Continuing the past month’s theme of plants with intriguing common names, today’s species vernacular names include: ramgoat dashalong, yellow alder, West Indian holly, and sage rose. It is not a true alder, nor holly, nor rose. As for ramgoat dashalong, the name used in the USDA PLANTS database, trying to understand that common name requires wading into anecdotal accounts of how the species can energize male goats for…well, the genus is now placed in the Passifloraceae, the passionflower family. A related species, known commonly as damiana, is often marketed as an aphrodisiac.
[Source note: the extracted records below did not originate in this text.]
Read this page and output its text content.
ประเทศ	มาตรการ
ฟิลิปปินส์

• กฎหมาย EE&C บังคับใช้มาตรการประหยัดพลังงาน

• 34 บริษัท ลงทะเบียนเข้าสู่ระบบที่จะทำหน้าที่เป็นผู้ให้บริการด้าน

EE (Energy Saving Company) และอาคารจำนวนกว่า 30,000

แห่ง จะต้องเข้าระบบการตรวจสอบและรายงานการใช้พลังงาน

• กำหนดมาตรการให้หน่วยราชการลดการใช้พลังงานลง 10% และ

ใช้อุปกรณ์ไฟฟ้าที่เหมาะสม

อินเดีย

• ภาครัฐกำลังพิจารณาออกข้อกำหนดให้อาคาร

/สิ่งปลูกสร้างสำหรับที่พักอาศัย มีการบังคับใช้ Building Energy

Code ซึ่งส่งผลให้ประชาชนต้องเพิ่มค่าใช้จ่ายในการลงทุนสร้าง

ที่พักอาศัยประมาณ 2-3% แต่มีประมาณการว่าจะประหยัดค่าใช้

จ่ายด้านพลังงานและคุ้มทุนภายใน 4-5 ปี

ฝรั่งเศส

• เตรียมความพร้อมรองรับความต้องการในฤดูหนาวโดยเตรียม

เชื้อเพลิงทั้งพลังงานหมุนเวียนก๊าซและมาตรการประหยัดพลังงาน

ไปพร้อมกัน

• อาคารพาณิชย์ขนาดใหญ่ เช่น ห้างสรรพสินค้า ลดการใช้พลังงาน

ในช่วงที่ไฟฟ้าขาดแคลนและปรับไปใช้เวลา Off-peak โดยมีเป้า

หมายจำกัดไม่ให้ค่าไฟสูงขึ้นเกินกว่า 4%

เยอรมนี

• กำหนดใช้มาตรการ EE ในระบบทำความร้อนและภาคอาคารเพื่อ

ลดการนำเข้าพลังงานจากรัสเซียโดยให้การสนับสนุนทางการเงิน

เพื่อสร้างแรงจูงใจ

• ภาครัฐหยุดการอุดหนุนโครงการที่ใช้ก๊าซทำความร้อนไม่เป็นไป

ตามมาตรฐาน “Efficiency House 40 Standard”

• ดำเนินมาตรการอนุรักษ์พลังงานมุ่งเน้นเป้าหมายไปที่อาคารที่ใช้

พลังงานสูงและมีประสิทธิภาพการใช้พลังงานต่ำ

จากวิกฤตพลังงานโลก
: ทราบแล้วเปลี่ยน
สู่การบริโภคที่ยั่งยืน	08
Native to Mexico, Central America, and several islands in the West Indies, Turnera ulmifolia can now be found in many tropical parts of the world:
It is widely naturalized in Australia, South America, Indonesia, Malaysia, Madagascar, and Oceania (e.g. Fiji, Hawaii, Kiribati, the Marshall Islands, New Caledonia and Palau
In most, if not all of these regions, it is considered an invasive species. Its invasive potential fits the classic profile: tolerant of a wide-range of environmental variables associated with high reproductive potential (it flowers year-round).
Its spread around the globe was first due to traditional medicinal uses and, to a smaller extent, ornamental value. Again from the above link:
Turnera ulmifolia is grown as ornamental for its showy yellow flowers that blossom year-round…Plants are also used as border plants and ground cover…A tea made from leaves of this species is used in traditional medicine in South America and the West Indies to treat gastrointestinal problems (constipation, diarrhea), colds and flu, and circulatory problems (heart palpitations), menstrual spasms, and dermatological issues.